6. En application des dispositions précitées du code de justice administrative, et eu égard au motif d’annulation retenu, le présent jugement implique nécessairement, comme le demande le requérant, la délivrance d’une décision reconnaissant que le centre des intérêts matériels et moraux de M. D... est situé en Polynésie française. Dès lors, il y a lieu d’enjoindre au ministre de l’éducation nationale de délivrer cette décision à M. D..., dans le délai d’un mois à compter de la notification du présent jugement.
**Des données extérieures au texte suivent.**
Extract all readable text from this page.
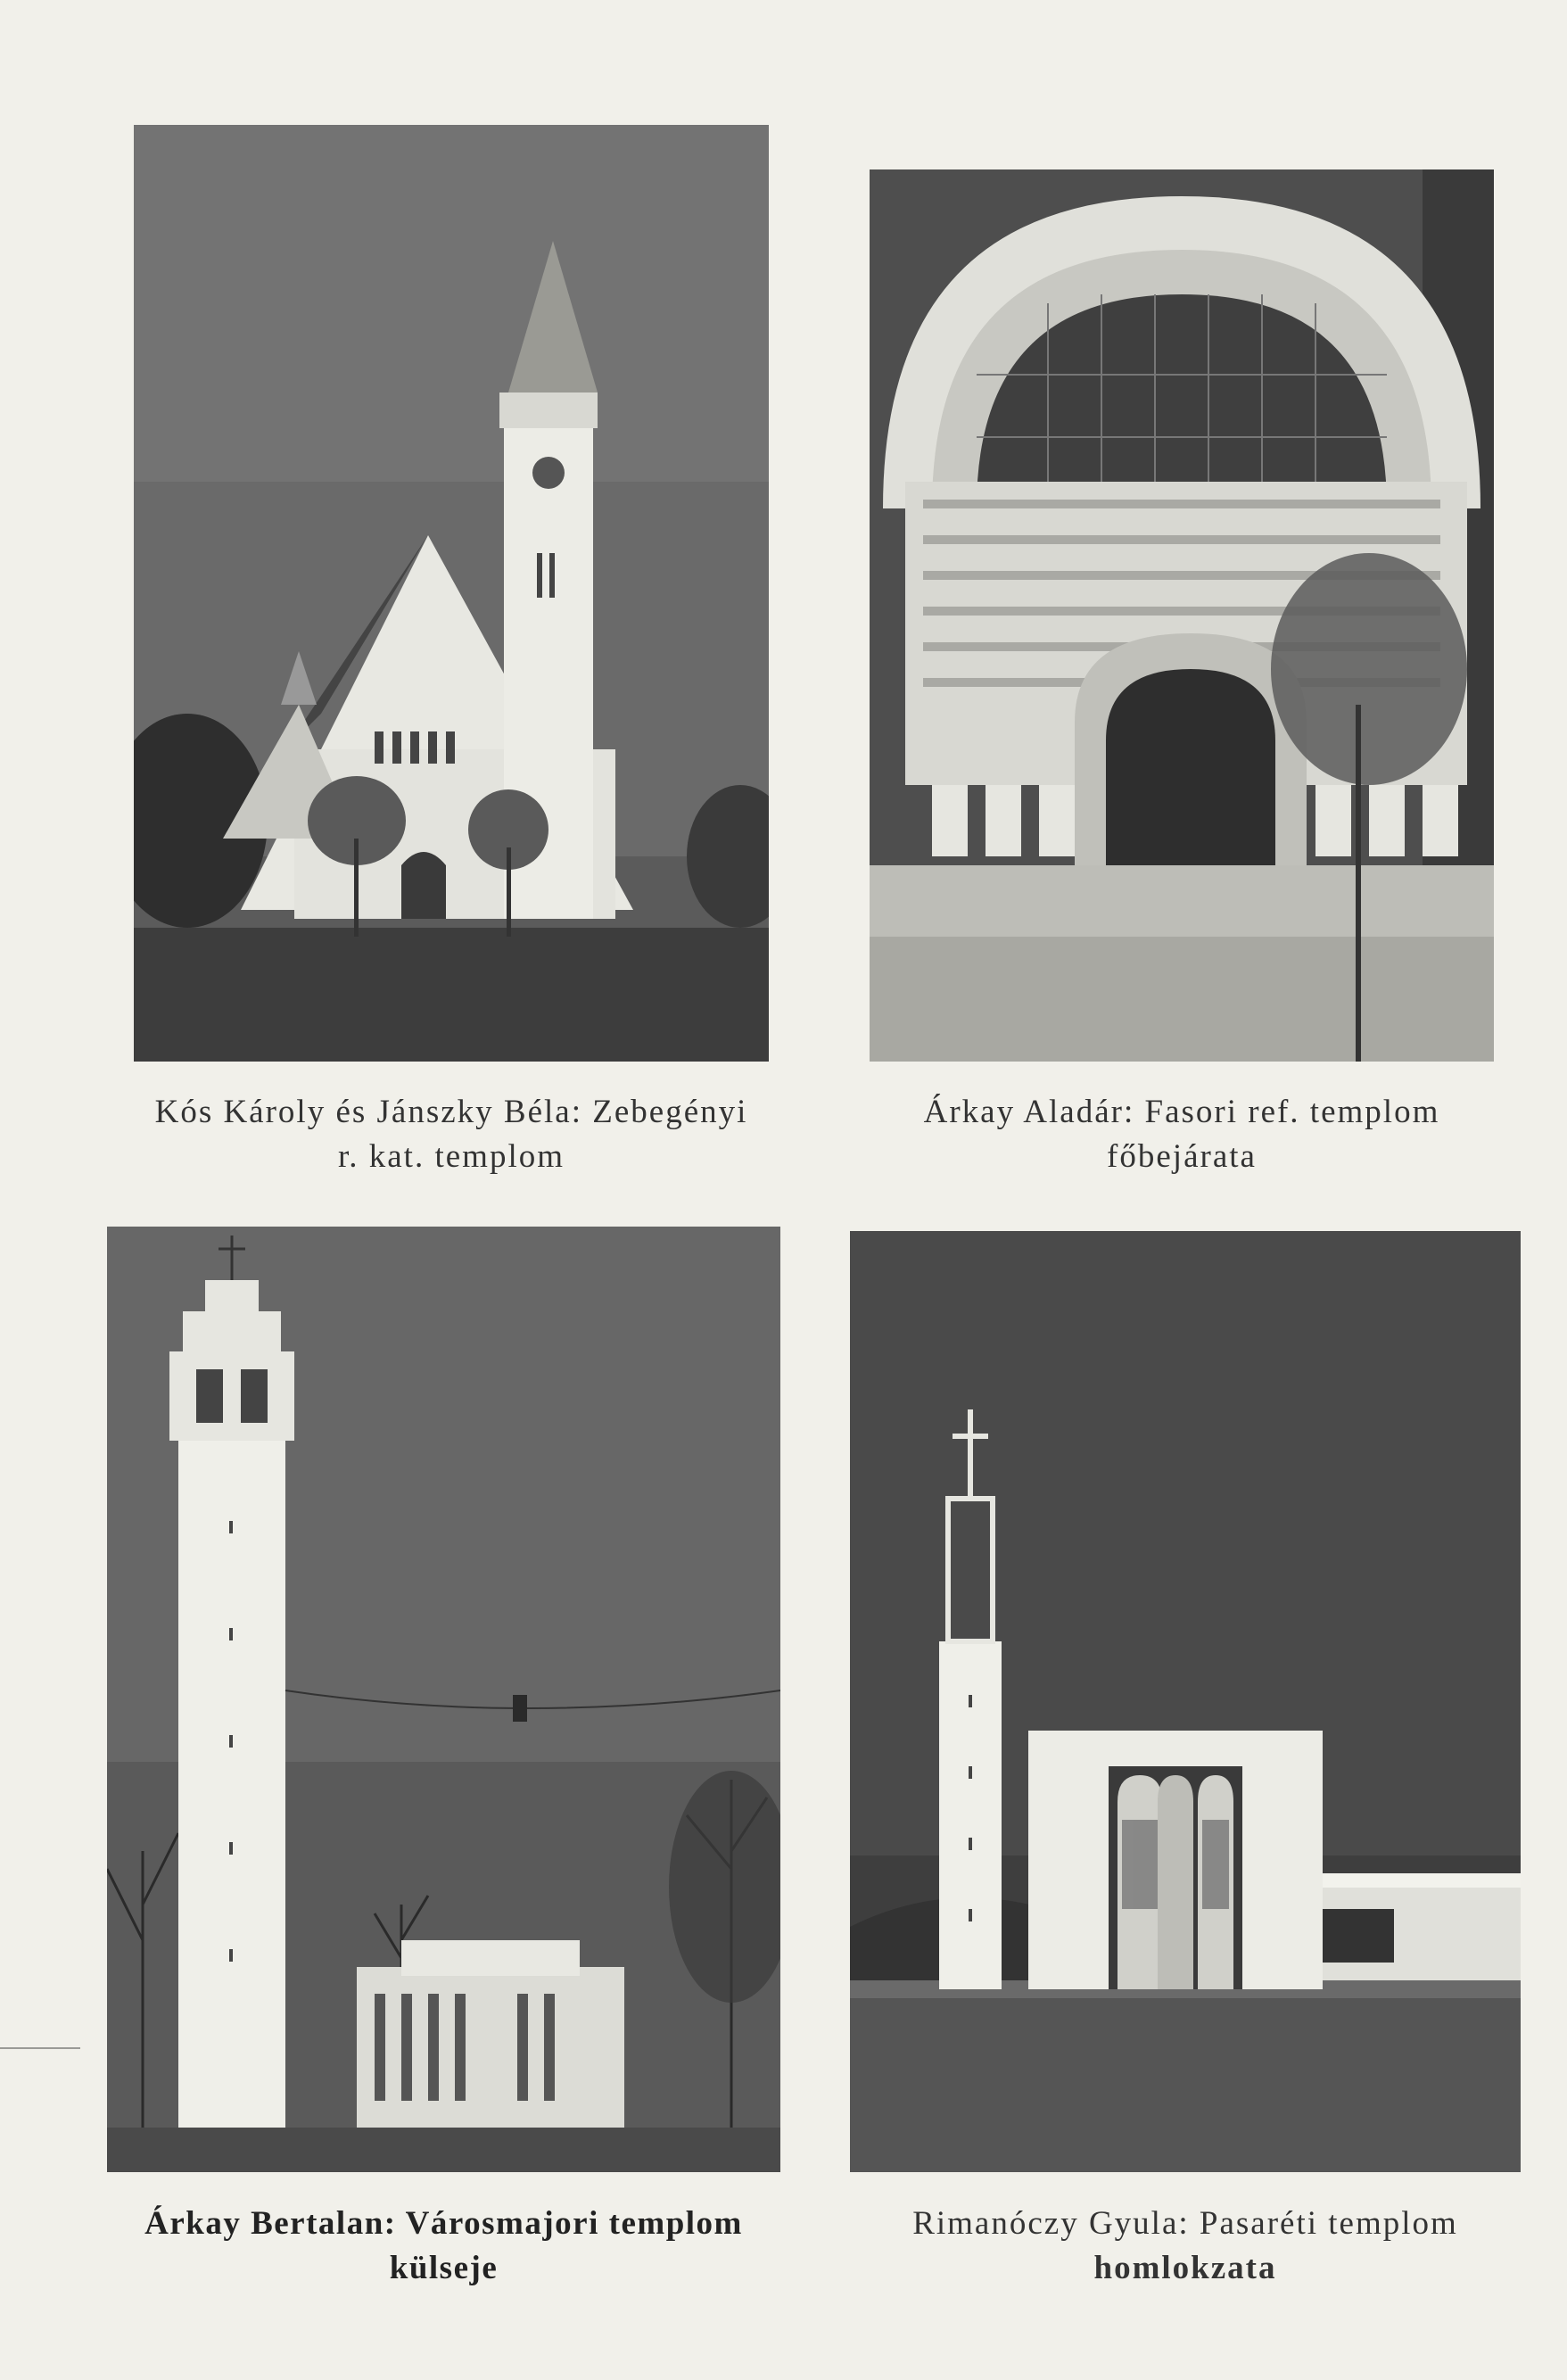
Kós Károly és Jánszky Béla: Zebegényi
r. kat. templom
Árkay Aladár: Fasori ref. templom
főbejárata
Árkay Bertalan: Városmajori templom
külseje
Rimanóczy Gyula: Pasaréti templom
homlokzata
Sur les frais liés au litige :

7. Il y a lieu, dans les circonstances de l’espèce, de mettre à la charge de l’Etat la somme de 150 000 francs pacifiques à verser à M. D... au titre des dispositions de l’article L. 761-1 du code de justice administrative.

D E C I D E :


Article 1er : La décision du 5 mars 2025 du ministre de l’éducation nationale est annulée.

Article 2 : Il est enjoint au ministre de l’éducation nationale de délivrer à M. D..., dans le délai d’un mois à compter de la notification du présent jugement, une décision reconnaissant que le centre de ses intérêts matériels et moraux est situé en Polynésie française.

Article 3 : L’Etat versera la somme de 150 000 francs pacifiques à M. D... en application de l'article L. 761-1 du code de justice administrative.

Article 4 : Le présent jugement sera notifié à M. C... D..., au ministre de l’éducation nationale et au haut-commissaire de la République en Polynésie française.

Délibéré après l'audience du 14 octobre 2025, à laquelle siégeaient :

M. Devillers, président,
Mme Busidan, première conseillère,
M. Graboy-Grobesco, premier conseiller.

Rendu public par mise à disposition au greffe le 4 novembre 2025.


La rapporteure,





H. BusidanLe président,





P. DevillersLe greffier,




M. A...


La République mande et ordonne au haut-commissaire de la République en Polynésie française en ce qui le concerne ou à tous huissiers de justice à ce requis en ce qui concerne les voies de droit commun contre les parties privées, de pourvoir à l’exécution de la présente décision.